For the most part, current information on GI events linked to NSAID use comes from clinical trials, which usually do not include at-risk patients. In this study, patients had at least one risk factor including being a age 60 or higher, a history of peptic ulcer and concomitant medications such as low-dose aspirin, anticoagulants, corticosteroids, or selective serotonin reuptake inhibitors (SSRIs). One-quarter of the patients had two risk factors and one-tenth of the patients were classified as high risk with three or more risk factors.
The primary endpoint of the study was the incidence of symptomatic uncomplicated or complicated GI events of both upper and lower GI tract. The secondary endpoints were GI events in patients receiving or not receiving proton pump inhibitors (PPI) and the incidence of cardiovascular and other events.
In 85 percent of patients, NSAIDs were used for osteoarthritis, 11 percent for RA, 3 percent ankylosing spondylitis and 1 percent for a combination of conditions.
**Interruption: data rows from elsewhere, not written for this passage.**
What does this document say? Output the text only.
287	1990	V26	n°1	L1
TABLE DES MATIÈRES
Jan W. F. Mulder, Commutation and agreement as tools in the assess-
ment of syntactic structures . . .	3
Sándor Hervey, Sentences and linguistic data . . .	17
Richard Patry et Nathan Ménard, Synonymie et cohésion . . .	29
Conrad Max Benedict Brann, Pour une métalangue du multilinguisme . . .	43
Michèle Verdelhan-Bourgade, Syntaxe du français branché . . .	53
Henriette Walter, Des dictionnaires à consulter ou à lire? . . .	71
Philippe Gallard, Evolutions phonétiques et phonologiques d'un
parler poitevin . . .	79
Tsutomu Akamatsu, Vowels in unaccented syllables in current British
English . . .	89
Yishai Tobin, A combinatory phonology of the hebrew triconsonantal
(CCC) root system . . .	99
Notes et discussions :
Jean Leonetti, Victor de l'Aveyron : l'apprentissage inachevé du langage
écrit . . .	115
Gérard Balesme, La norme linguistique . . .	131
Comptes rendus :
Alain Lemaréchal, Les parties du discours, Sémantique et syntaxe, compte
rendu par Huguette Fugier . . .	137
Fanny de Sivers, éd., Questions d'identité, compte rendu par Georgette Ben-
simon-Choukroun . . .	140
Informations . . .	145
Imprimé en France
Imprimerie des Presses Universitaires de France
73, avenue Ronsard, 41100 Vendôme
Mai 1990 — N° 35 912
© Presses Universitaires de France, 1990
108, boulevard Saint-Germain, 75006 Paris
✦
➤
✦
The most frequently used types of NSAIDs were diclofenac in 29 percent, ibuprofen in 19 percent and naproxen in 10 percent.
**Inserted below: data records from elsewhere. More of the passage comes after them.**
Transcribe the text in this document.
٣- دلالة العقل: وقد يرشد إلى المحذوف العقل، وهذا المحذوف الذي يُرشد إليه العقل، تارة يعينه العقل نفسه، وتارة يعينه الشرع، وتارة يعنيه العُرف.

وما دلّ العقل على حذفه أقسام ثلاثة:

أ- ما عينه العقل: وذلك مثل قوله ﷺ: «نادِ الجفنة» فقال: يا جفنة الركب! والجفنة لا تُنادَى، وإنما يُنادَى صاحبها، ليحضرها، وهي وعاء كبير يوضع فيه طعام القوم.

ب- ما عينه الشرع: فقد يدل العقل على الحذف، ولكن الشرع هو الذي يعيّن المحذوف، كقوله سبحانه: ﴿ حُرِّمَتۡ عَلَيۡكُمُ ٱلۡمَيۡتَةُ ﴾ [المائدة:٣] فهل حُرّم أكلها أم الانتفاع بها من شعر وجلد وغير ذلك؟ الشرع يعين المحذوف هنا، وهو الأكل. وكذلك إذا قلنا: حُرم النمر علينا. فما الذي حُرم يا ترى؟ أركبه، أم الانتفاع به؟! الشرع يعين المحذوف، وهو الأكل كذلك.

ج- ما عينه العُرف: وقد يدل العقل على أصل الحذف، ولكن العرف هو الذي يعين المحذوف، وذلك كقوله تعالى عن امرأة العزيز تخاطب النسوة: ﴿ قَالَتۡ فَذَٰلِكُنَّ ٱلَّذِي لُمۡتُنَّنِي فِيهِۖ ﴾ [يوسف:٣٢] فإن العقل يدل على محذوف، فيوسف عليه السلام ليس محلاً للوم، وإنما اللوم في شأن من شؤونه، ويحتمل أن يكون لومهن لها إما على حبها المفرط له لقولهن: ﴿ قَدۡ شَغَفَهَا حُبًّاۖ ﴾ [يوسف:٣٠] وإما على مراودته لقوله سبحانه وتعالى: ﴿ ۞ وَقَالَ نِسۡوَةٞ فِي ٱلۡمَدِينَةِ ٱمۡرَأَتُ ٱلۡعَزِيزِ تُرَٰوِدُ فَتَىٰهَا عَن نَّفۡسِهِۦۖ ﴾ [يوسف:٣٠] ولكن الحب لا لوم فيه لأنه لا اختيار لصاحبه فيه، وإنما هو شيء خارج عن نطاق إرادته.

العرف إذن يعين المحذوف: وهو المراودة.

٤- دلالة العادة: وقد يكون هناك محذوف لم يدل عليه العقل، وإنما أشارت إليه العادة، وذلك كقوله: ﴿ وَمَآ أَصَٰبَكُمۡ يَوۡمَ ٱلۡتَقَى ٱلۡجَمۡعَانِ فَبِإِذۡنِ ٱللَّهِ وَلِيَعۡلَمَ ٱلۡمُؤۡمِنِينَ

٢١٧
At 6 month follow-up of GI events in at-risk patients taking NSAIDs for osteoarthritis, rheumatoid arthritis (RA) or ankylosing spondylitis, the incidence rate of any GI adverse event was 19 per 100 person-years. For uncomplicated GI events such as dyspepsia, nausea and vomiting, the incidence rate was 18.5 per 100 person-years. For complicated events such as as hemorrhage or perforated ulcers the rate was 0.7 per 100 person-years.
“Notably, the incidence of GI events (18.5 per 100 person-years for uncomplicated GI events and 0.7 per 100 person-years for complicated GI events) was higher than in previous non-interventional studies,” the authors stated, according to MedPage Today.
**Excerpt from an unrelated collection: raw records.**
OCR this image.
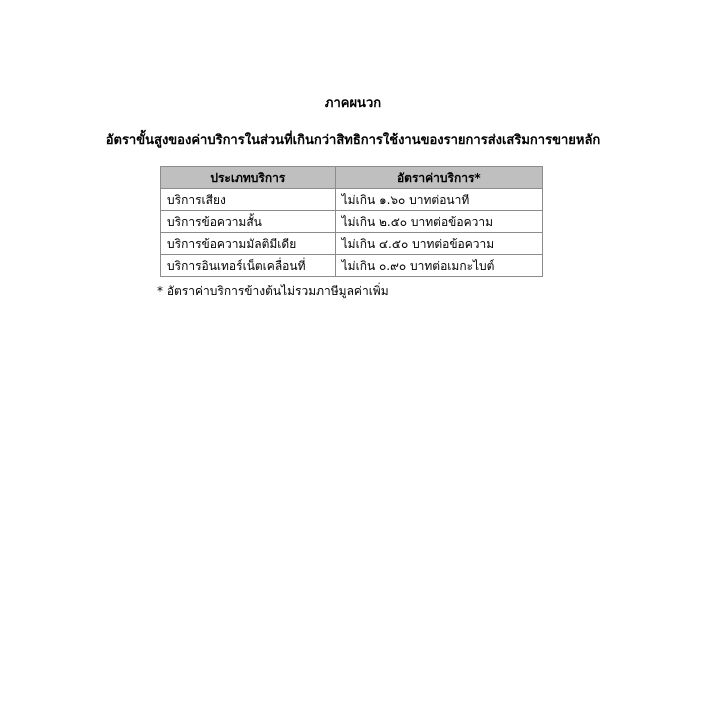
ภาคผนวก
อัตราขั้นสูงของค่าบริการในส่วนที่เกินกว่าสิทธิการใช้งานของรายการส่งเสริมการขายหลัก
ประเภทบริการ	อัตราค่าบริการ*
บริการเสียง	ไม่เกิน ๑.๖๐ บาทต่อนาที
บริการข้อความสั้น	ไม่เกิน ๒.๕๐ บาทต่อข้อความ
บริการข้อความมัลติมีเดีย	ไม่เกิน ๔.๕๐ บาทต่อข้อความ
บริการอินเทอร์เน็ตเคลื่อนที่	ไม่เกิน ๐.๙๐ บาทต่อเมกะไบต์
* อัตราค่าบริการข้างต้นไม่รวมภาษีมูลค่าเพิ่ม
“The efficacy of [NSAIDs] is well documented; however, the clinical benefits of NSAIDs may be offset by an increased risk of dyspepsia, other abdominal symptoms, cardiovascular events (e.g., myocardial infarction, stroke, heart failure) and serious gastrointestinal complications such as peptic ulcer,” GI events associated with NSAID use can occur unexpectedly, which can complicate issues further.
The event rate was 24 per 100 person-years in the 28 percent of patients taking PPIs compared to 15 per 100 among nonusers. When propensity-score analysis was conducted however, patients continuously on PPIs had an incidence rate of 17 per 100 compared to 26 for those continuously off PPIs. This was not statistically significant, but did represent a 32 percent decreased risk.
The fact that GI events were high even in patients taking PPIs is worrisome. “In fact, PPI users had a higher incidence of GI events than nonusers. Given the proven efficacy and effectiveness of PPIs in trials, these findings point to strong confounding by indication, confounding that could not be fully neutralized by propensity score modeling,” the researchers said.